Concernant le cas du Maroc, les dispositions juridiques concernant le regroupement familial sont peu nombreuses et floues.  Si la loi n° 02-03 relative à l'entrée et au séjour des étrangers au Royaume du Maroc, à l'émigration et l'immigration irrégulières a évoqué ce droit et les conditions requises pour en jouir  (âge, ressources financières, résidence, ne pas constituer de menace pour la sécurité de l’Etat...), le décret d’application reste confus et silencieux sur plusieurs aspects. Ce décret n’a pas jugé utile de délimiter la liberté de décision de l’Etat puisqu’qu’elle n’a pas été définie de manière claire  et qu’elle est demeurée illimitée.  
Jean-Paul Cavaliéri, représentant au Maroc du Haut-commissariat des Nations unies pour les réfugiés (UNHCR), nous a indiqué que peu de femmes marocaines recourent à la procédure du regroupement familial. « Leur nombre ne dépasse pas cinq. Il s’agit de cas de Marocaines mariées à des Syriens installés à l’étranger et qui se sont vus interdire  tout accès au territoire marocain», nous a-t-il précisé. Et de poursuivre : «Nous avons signalé ces cas aux autorités marocaines qui nous ont affirmé que des instructions ont été données aux consulats marocains pour traiter en bonne et due forme  les demandes de visa déposées par les Syriens et de leur en délivrer après vérification de la validité des actes de mariage établis».
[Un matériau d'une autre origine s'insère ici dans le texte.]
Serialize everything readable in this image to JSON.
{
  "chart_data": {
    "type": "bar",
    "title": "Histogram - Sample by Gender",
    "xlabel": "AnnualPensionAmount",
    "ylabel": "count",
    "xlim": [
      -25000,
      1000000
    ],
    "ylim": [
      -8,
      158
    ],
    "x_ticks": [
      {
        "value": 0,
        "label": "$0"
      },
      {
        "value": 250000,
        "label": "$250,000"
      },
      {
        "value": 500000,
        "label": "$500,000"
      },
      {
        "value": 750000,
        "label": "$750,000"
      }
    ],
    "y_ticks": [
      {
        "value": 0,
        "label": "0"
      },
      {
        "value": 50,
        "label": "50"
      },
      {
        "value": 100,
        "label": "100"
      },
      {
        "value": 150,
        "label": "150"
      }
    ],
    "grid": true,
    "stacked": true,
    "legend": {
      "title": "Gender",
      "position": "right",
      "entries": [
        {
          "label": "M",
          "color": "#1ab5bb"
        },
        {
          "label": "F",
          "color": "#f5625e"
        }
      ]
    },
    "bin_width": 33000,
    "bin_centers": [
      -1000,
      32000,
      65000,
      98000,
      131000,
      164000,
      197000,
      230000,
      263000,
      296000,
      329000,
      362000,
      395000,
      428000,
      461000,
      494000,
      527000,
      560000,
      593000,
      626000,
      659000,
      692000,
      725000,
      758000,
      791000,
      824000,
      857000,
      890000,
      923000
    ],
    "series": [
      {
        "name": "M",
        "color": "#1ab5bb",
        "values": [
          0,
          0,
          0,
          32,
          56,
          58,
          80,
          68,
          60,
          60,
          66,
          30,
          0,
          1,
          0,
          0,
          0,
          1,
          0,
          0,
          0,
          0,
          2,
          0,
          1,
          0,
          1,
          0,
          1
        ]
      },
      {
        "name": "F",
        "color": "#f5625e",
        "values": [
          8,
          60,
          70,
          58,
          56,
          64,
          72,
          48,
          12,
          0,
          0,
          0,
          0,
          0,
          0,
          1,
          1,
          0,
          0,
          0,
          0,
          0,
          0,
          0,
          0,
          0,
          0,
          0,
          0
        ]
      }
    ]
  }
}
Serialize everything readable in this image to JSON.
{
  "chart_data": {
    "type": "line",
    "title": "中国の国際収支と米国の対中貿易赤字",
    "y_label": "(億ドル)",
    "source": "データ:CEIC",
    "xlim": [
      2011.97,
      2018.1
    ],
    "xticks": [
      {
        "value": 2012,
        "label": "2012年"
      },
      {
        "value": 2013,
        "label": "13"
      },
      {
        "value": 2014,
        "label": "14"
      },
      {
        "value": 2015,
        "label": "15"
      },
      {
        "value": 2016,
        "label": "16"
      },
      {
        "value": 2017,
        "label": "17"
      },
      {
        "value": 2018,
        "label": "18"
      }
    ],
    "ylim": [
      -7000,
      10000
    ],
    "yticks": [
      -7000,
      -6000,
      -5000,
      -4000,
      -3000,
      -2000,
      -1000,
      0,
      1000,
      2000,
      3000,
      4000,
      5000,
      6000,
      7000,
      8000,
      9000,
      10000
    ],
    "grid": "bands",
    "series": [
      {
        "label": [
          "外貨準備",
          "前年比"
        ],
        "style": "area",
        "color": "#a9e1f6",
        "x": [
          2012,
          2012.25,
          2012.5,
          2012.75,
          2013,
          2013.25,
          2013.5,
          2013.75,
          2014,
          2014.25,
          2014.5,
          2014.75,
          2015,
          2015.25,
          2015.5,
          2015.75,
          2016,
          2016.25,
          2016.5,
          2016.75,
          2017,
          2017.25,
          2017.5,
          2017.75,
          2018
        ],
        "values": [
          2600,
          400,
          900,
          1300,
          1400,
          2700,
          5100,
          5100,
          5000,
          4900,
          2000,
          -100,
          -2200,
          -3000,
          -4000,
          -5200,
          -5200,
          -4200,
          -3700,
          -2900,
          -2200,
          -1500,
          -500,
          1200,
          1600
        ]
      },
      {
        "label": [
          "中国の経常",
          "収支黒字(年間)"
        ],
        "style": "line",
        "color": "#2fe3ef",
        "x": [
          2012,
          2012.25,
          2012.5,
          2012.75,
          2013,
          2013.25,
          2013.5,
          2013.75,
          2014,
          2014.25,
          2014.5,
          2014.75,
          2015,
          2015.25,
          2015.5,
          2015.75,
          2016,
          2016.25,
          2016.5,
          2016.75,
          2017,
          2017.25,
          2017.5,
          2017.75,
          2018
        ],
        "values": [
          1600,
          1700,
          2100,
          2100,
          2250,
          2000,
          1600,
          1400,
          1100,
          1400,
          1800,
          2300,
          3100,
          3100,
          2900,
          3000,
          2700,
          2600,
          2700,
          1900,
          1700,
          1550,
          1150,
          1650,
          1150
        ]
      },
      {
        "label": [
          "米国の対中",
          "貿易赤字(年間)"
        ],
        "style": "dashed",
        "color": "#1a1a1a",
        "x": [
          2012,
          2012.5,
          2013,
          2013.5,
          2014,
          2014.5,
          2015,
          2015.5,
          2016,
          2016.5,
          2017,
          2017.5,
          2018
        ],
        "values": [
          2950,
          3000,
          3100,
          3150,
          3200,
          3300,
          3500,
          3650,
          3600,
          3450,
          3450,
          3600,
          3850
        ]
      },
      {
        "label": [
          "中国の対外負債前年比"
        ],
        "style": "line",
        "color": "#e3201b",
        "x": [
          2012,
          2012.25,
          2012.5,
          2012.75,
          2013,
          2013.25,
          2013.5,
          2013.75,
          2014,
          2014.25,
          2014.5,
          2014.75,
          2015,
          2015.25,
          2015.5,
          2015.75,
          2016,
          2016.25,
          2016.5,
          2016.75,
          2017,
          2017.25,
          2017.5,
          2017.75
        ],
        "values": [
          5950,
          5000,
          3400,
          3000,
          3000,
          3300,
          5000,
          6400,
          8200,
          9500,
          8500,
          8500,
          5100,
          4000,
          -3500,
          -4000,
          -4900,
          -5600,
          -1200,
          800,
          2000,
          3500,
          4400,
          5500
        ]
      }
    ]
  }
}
Des affirmations que beaucoup de Syriens remettent en cause puisque, à chaque fois qu’ils déposent des demandes de  visa, ils reçoivent des réponses négatives. D’après eux, le personnel des services consulaires ne motive pas ses décisions. Les refus ne sont pas motivés et ne sont pas justifiés puisqu’il n’y a pas de notes écrites ou de textes de loi stipulant clairement une quelconque interdiction. On parle seulement de consignes orales émanant des autorités marocaines. « Nous poursuivons nos contacts avec les autorités marocaines concernant ce sujet. Le Maroc est signataire de la Convention de Genève relative au statut des réfugiés et il est obligé de respecter en principe l’unité de la famille », a conclu notre source.